Maybe it's finally time for me to stop living my life like a recluse.
Maybe it's time for me to live a little.
Besides, there's no doubt Dr. Martin is the perfect date. Charming, kind and a talented doctor, he's everything a woman would want in a partner.
I just need to ignore the nagging voice of doubt in the back of my head, telling me something's going to go terribly wrong tonight.3JasperMy little Petal leads such a boring life it should’ve turned me off — yesterday or the day before that.
Or the day I first saw her less than a week ago.
It hasn’t.
Here I am opposite her shabby building. The walls are badly chipped, as if they haven’t been painted since the place was built.
The security level is next to shit. Anyone can come in and out of that building without any problem. Even the guard is an alcoholic who pours vodka into his juice at ten in the morning.
I know because I watched. Correction. I’ve been watching for the past few days.
Since she smiled at me in that innocent, yet fake way, I haven’t been able to get my little Petal out of my head.
It’s not from the lack of trying.
I would rather be focusing on my next job, tracking Costa’s heir and finishing his miserable life, but no. Every morning, when my night research is done, I find myself here or at the hospital.
Rebecca Serrano took her daughter and left town as I told her to. After that, I had no reason to go back to the hospital or to stand near the parking lot, hovering over an ugly Honda, waiting for the one who drove it.
I followed Petal to her house that first day. Yesterday, I signed for the apartment right across from her apartment’s balcony. Mine is a newer and bigger building.
Finding a new apartment was one of my priorities anyway. I don’t live in one place for more than a few months. Being a creature of habit will only give my enemies a sure way to find and kill me.
Lucio Costa isn’t feared because of his wealth and his power, he’s feared because he kills efficiently and without hesitation.
Or rather, I do.
The reason Lucio’s enemies never catch up with him is because they can never catch up with me.
And not from the lack of trying. The moment they find me, my storage, my weapons, I’ve already moved along.
I’ve been called detached and cold. I would say I’m efficient. I get the job done better than anyone in my field and then move along.
Now, I live in this two-bedroom apartment that I forced the college student who used to live here to evacuate in twenty-four hours. I offered him the apartment downtown that Lucio had given me a few years ago. I never used it and I have no interest to.
Lucio’s shit was never my shit. I’m just paying him back the debt I owe. He pulled me from the clutches of death a long time ago and it’s with death that I repay him.

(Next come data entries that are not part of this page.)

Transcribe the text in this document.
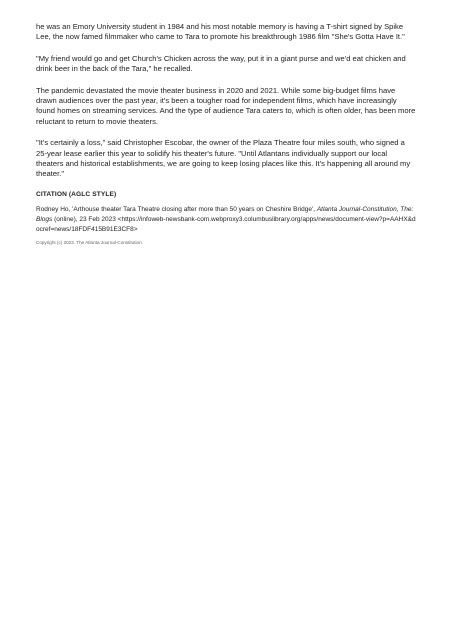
he was an Emory University student in 1984 and his most notable memory is having a T-shirt signed by Spike Lee, the now famed filmmaker who came to Tara to promote his breakthrough 1986 film "She's Gotta Have It."

"My friend would go and get Church's Chicken across the way, put it in a giant purse and we'd eat chicken and drink beer in the back of the Tara," he recalled.

The pandemic devastated the movie theater business in 2020 and 2021. While some big-budget films have drawn audiences over the past year, it's been a tougher road for independent films, which have increasingly found homes on streaming services. And the type of audience Tara caters to, which is often older, has been more reluctant to return to movie theaters.

"It's certainly a loss," said Christopher Escobar, the owner of the Plaza Theatre four miles south, who signed a 25-year lease earlier this year to solidify his theater's future. "Until Atlantans individually support our local theaters and historical establishments, we are going to keep losing places like this. It's happening all around my theater."

CITATION (AGLC STYLE)

Rodney Ho, 'Arthouse theater Tara Theatre closing after more than 50 years on Cheshire Bridge', Atlanta Journal-Constitution, The: Blogs (online), 23 Feb 2023 <https://infoweb-newsbank-com.webproxy3.columbuslibrary.org/apps/news/document-view?p=AAHX&docref=news/18FDF415B91E3CF8>

Copyright (c) 2023. The Atlanta Journal-Constitution.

My apartment is opposite Petal’s but a little above hers so the view from my balcony is straight into her living room — if you can call it that.
Her blinds are open as she crouches and feeds her cat. Two, actually.
Someone is a cat lady.
A cat lady with a fake smile and little to no friends.

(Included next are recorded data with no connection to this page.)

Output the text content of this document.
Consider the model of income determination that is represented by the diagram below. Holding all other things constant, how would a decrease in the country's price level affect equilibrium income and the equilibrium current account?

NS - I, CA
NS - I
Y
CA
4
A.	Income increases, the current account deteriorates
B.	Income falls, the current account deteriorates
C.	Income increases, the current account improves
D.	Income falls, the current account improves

There’s something curious about Petal. The way she moves, how she talks to people, how she slips out at the end of her shift. It’s like she’s invisible, and the only way she makes herself visible is by thinning her lips and smiling in that fake way.
Fake smile.
Fake existence.
“What are you hiding, my little Petal?” I retrieve my binoculars and sit on the chair on my balcony with only the darkness as my companion.
She must be hiding something, or she wouldn’t have been so efficient at faking, at choosing to be invisible.
It’s a little over seven and she just returned from her shift. After she feeds her cats, she’ll prepare herself dinner, watch crime shows on Netflix, then read something or go through her laptop and then sleep.
It’s the first time I’ll get to watch the routine from this perfect position and not through her building’s fire escape, where I barely got any view to her living room.
She says something to her cats as they eat. Hmm. I might have to figure out a way to listen in on her.
Or I might forget the fuck about her and move on with my life. How about that?
I readjust the binoculars as she continues talking to her cats with a small smile on her lips as if they’re humans. She does that, talking to her cats, which means she’s not as lonely as I predicted — it’s way fucking worse.
She has two friends at the hospital, the Russian and the black woman. But even when she’s with them, she’s still a lonely little Petal.